Hillary Clinton Affirms U.S. Support for Egyptian People ‘Whatever the Outcome’ of Presidential Election

May 24, 2012 - 2:47 PM

(CNSNews.com) – Secretary of State Hillary Clinton said “whatever the outcome” of the presidential election in Egypt, the United States “will continue to support” the Egyptian people as they went to the polls to choose between a Muslim Brotherhood candidate and a former member of the toppled regime. (Egypt’s polling stations were open Wednesday and Thursday for two days of voting.)

During a Thursday press conference to release the Country Reports on Human Rights Practices of 2011, Secretary Clinton spoke about the Arab Spring and human rights.

“Now, as you know, this has been an especially tumultuous and momentous year for everyone involved in the cause of human rights,” she said.  “Many of the events that have dominated recent headlines from the revolutions in the Middle East to reforms in Burma, began with human rights, with the clear call of men and women demanding their universal rights.”

“Today in Egypt we are seeing in real time that those demands are making a difference, as Egyptians are going to the polls to determine for the first time in their history who their leaders will be,” she said.

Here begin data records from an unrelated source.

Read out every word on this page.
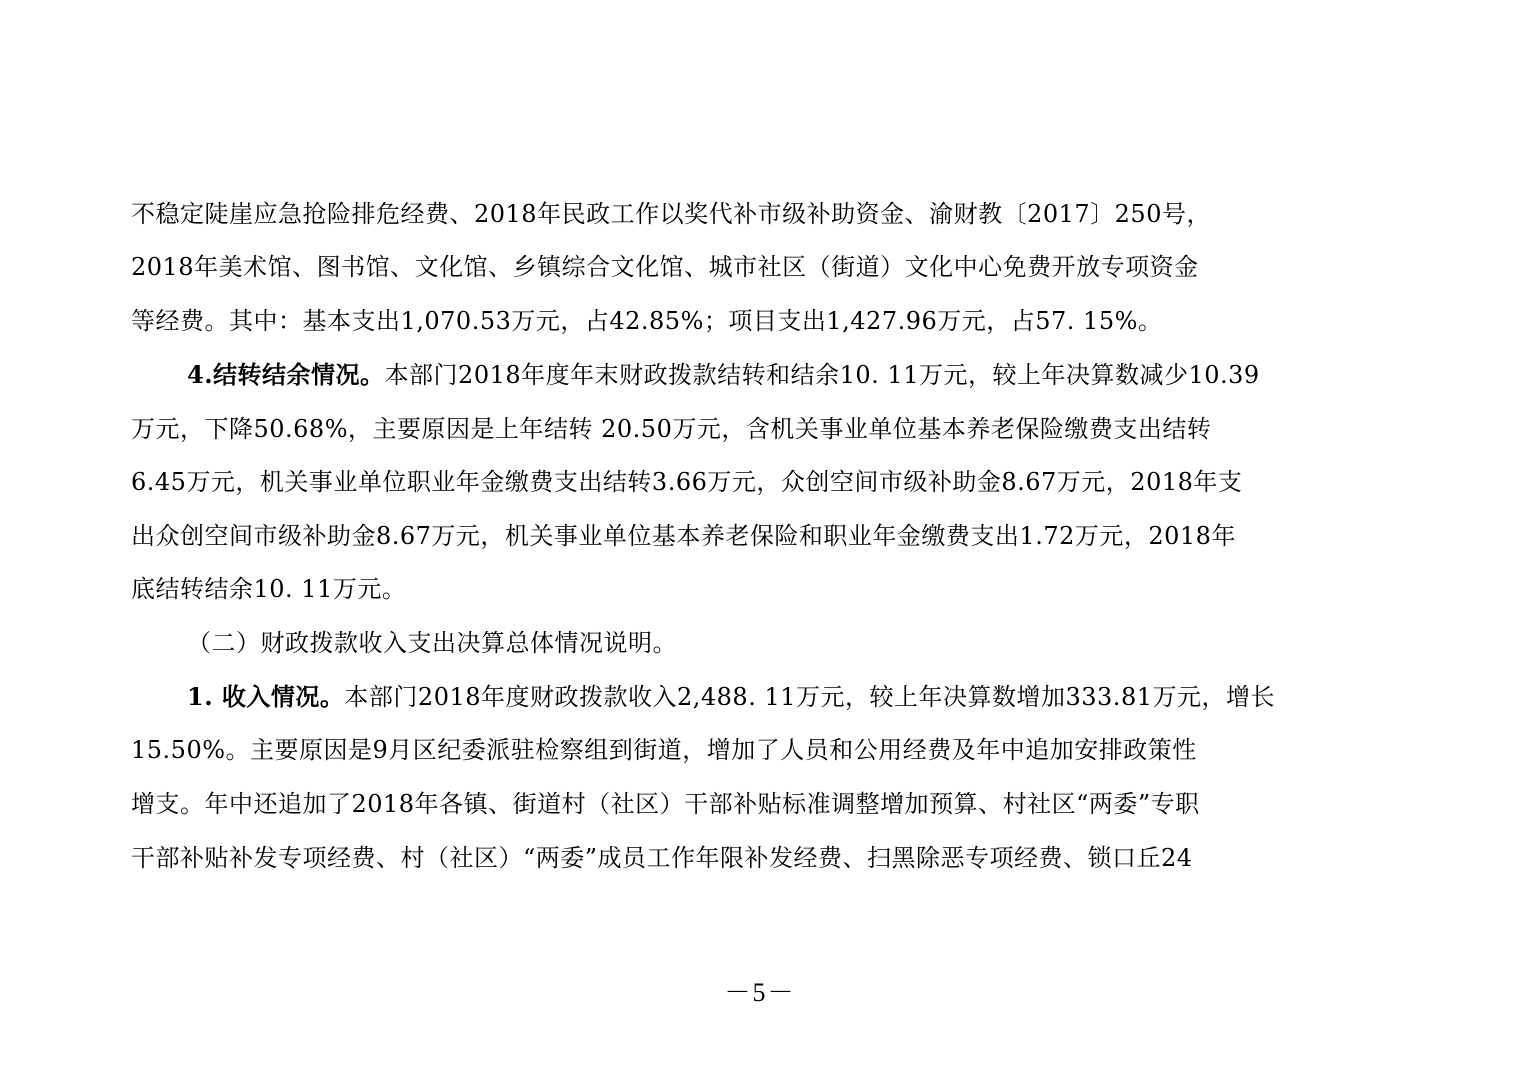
不稳定陡崖应急抢险排危经费、2018年民政工作以奖代补市级补助资金、渝财教〔2017〕250号，
2018年美术馆、图书馆、文化馆、乡镇综合文化馆、城市社区（街道）文化中心免费开放专项资金
等经费。其中：基本支出1,070.53万元，占42.85%；项目支出1,427.96万元，占57. 15%。
4.结转结余情况。本部门2018年度年末财政拨款结转和结余10. 11万元，较上年决算数减少10.39
万元，下降50.68%，主要原因是上年结转 20.50万元，含机关事业单位基本养老保险缴费支出结转
6.45万元，机关事业单位职业年金缴费支出结转3.66万元，众创空间市级补助金8.67万元，2018年支
出众创空间市级补助金8.67万元，机关事业单位基本养老保险和职业年金缴费支出1.72万元，2018年
底结转结余10. 11万元。
（二）财政拨款收入支出决算总体情况说明。
1. 收入情况。本部门2018年度财政拨款收入2,488. 11万元，较上年决算数增加333.81万元，增长
15.50%。主要原因是9月区纪委派驻检察组到街道，增加了人员和公用经费及年中追加安排政策性
增支。年中还追加了2018年各镇、街道村（社区）干部补贴标准调整增加预算、村社区“两委”专职
干部补贴补发专项经费、村（社区）“两委”成员工作年限补发经费、扫黑除恶专项经费、锁口丘24
－5－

“Whatever the outcome of the election, the Egyptian people will keep striving to achieve their aspirations and, as they do, we will continue to support them,” Clinton said.  “We will support people everywhere who seek the same: men and women who want to speak, worship, associate, love the way they choose. We will defend their rights, not just on the day we issue these reports but every day.”

Hillary Clinton

Secretary of State Hillary Clinton at the State Department. (AP Photo/Carolyn Kaster)

Thursday marks the second day of presidential elections in Egypt, the first since the ousting of President Hosni Mubarak last year.  Abdel Moneim Aboul-Fotouh, an Islamist and former senior Muslim Brotherhood figure, and Amr Moussa, a radical nationalist, are the two frontrunners in a field of 13 presidential candidates.  Moussa served as Mubarak’s foreign minister for a decade until 2001.

Earlier this month Aboul-Fotouh called Israel an “enemy” in a televised presidential debate, and has said a 1978 peace agreement with Israel is a threat to national security and should be revised.

Sixty-one percent of Egyptians want to abandon the Egypt-Israel peace treaty that has been in place for over 30 years, according to a recent poll conducted by the Pew Global Attitudes Project.

The Muslim Brotherhood’s Freedom and Justice Party candidate, Mohammed Morsi, has also registered support among opinion polls.  Morsi’s campaign released a document on his foreign policy agenda that vows a reworked relationship with the United States, based on “independence of decision” and an end to “subordination.”

Other elements of Morsi’s platform include: Support for the Palestinian state, working to boost the Organization of Islamic Cooperation (OIC), and coordinating “foreign policy and security and military cooperation” with Turkey.

If no candidate receives at least 50 percent of the vote, a run-off election will be held on June 16-17 between the two top vote earners.

Earlier this year, the Egyptian parliamentary elections resulted in large victories for Islamist parties, according to a report  by the Congressional Research Service (CRS).

“Of the 498 elected seats, Islamists of varying sorts control nearly 70%, with the Muslim Brotherhood’s Freedom and Justice Party (FJP)-led Democratic Alliance controlling the most at 47% (235 total),” the Feb. 8 report stated. “The Islamist Alliance-list led by the Salafist Nour Party came second with 25% (125 seats).”

“Salafists,” the report said, “who take a conservative, literalist approach to interpreting the Koran, are expected to focus on infusing Islam into domestic and foreign policies.”